Village Water Committees were formed. Hand-dug wells were seen to be the most suitable way of providing water. The project agreed to provide building materials, labour and a small sum of money. Some wells have been completed. Several were unsuccessful, because they were wrongly sited.

Progress was slow, since no-one had any experience in water programmes. But now, with Tear Fund’s support, they have a water engineer to help. Tim and Ros Holmes have recently settled in Saradidi. With the community now motivated and eager to move forward, Tim hopes to help provide shallow wells. He writes:

“Leadership plays an extremely important role in motivating the community. An influential leader can make all the difference when there are problems to overcome. Some members of the community are excellent speech-makers, full of promises and commitment, initially. However, these people may be very slow to get involved in the manual work. Often the real advances are made by others who are simply willing to serve.

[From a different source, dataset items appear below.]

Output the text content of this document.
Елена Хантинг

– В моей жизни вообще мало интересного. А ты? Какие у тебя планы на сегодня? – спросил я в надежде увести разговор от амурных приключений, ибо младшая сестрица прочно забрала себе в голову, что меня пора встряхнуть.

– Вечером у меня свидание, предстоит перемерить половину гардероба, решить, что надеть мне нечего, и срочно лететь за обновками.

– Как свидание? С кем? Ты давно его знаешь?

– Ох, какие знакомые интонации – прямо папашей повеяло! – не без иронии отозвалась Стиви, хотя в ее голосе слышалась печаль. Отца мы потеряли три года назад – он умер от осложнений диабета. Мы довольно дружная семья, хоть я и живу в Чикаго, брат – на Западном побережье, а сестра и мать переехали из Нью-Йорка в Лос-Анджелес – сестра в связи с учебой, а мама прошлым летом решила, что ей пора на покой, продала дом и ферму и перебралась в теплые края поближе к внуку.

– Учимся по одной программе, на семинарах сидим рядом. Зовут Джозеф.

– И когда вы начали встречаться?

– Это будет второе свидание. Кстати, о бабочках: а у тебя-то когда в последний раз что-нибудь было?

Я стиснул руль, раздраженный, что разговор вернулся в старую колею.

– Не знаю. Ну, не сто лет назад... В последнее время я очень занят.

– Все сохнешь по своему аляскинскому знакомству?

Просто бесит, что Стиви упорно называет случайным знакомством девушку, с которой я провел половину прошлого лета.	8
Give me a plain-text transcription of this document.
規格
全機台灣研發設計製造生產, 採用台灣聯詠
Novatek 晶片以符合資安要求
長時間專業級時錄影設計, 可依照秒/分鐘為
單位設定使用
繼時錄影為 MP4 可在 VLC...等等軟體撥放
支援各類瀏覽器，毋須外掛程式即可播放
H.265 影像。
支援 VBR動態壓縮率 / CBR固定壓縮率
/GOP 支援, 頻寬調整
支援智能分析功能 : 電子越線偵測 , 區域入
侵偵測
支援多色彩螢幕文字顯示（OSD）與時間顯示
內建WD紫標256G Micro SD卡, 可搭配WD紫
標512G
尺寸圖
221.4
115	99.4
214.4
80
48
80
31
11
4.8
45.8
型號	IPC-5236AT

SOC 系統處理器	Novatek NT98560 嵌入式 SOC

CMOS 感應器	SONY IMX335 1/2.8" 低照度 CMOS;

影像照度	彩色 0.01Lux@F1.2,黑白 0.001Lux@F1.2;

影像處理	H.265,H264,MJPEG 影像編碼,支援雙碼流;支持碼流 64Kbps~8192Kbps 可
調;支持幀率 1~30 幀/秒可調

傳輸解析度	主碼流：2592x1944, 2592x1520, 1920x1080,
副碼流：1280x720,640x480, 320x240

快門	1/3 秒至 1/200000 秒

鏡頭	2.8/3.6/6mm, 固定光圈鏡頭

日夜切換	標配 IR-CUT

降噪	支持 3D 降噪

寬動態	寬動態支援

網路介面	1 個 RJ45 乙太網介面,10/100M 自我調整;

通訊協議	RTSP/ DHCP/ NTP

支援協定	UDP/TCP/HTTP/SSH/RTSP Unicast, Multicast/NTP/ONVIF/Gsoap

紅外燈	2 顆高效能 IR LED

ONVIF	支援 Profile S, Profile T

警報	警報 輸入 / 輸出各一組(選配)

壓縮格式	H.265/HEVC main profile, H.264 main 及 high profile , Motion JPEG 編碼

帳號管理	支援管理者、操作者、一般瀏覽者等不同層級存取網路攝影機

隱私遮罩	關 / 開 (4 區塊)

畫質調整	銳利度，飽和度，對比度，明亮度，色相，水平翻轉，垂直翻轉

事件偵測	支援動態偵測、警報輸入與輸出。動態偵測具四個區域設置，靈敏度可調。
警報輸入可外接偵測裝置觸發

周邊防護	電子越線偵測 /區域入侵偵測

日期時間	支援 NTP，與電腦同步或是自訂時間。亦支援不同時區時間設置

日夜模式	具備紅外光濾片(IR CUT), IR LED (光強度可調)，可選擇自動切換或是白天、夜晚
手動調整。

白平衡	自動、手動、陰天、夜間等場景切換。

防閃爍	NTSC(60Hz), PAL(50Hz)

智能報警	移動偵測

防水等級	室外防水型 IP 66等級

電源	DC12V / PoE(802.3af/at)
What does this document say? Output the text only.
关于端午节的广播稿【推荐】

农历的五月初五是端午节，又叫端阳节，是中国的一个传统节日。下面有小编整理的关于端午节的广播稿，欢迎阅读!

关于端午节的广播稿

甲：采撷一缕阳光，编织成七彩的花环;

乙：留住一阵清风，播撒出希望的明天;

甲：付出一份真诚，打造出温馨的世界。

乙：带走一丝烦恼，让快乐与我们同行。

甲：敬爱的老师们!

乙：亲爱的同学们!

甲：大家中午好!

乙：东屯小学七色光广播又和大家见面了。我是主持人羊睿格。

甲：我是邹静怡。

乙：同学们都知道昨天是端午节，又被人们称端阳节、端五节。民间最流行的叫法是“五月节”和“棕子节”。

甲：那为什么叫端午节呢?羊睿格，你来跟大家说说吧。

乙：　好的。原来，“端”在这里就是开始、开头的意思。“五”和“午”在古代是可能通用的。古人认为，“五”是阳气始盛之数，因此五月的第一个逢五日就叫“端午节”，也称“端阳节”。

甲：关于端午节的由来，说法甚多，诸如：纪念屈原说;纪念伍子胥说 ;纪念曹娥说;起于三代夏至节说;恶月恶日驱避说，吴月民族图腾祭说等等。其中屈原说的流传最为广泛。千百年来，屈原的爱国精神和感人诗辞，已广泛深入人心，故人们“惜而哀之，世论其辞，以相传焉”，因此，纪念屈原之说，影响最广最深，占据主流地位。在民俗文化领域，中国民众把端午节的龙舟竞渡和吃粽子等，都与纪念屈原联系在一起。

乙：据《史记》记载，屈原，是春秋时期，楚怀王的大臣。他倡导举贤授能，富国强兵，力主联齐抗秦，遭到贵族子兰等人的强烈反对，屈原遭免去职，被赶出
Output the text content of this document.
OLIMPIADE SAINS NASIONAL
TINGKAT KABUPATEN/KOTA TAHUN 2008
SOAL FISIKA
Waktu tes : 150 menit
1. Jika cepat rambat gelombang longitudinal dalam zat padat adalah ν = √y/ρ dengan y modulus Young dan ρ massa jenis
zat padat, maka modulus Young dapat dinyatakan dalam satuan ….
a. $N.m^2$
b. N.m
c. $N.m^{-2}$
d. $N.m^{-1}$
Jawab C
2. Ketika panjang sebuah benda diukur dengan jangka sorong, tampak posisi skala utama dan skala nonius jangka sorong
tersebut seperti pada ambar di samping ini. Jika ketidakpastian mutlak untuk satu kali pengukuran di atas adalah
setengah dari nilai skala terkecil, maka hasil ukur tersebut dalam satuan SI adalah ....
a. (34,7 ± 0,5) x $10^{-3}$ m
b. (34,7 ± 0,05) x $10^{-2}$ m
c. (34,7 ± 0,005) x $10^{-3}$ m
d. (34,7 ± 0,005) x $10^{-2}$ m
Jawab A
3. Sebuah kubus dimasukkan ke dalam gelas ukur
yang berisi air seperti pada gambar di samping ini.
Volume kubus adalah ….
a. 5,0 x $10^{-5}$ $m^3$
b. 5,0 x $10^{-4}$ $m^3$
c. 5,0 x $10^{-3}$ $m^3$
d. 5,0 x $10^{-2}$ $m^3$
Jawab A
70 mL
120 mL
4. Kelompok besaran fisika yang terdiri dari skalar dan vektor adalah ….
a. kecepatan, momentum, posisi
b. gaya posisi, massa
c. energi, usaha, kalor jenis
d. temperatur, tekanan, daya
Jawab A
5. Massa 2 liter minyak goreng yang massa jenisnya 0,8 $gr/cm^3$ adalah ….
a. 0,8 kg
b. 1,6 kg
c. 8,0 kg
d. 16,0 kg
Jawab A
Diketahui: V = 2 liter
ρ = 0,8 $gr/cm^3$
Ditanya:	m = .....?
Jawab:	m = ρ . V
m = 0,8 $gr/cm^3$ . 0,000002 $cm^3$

Some of the best responses come when working with small women’s groups. Women are often more willing to help work. Small groups avoid the political conflicts which can often arise over the siting of the well.

The rich are often reluctant to join in a community scheme, preferring to build themselves a private rainwater catchment tank.”

Tim plans to use a hand-drilling rig, known as a Wander Rig, rather than continue with the hand-dug wells. This will be safer and cheaper. He recommends that the Project use the new Afridev hand pump.

Saradidi provides another useful example of how important it is to work with the community, when they are ready and motivated.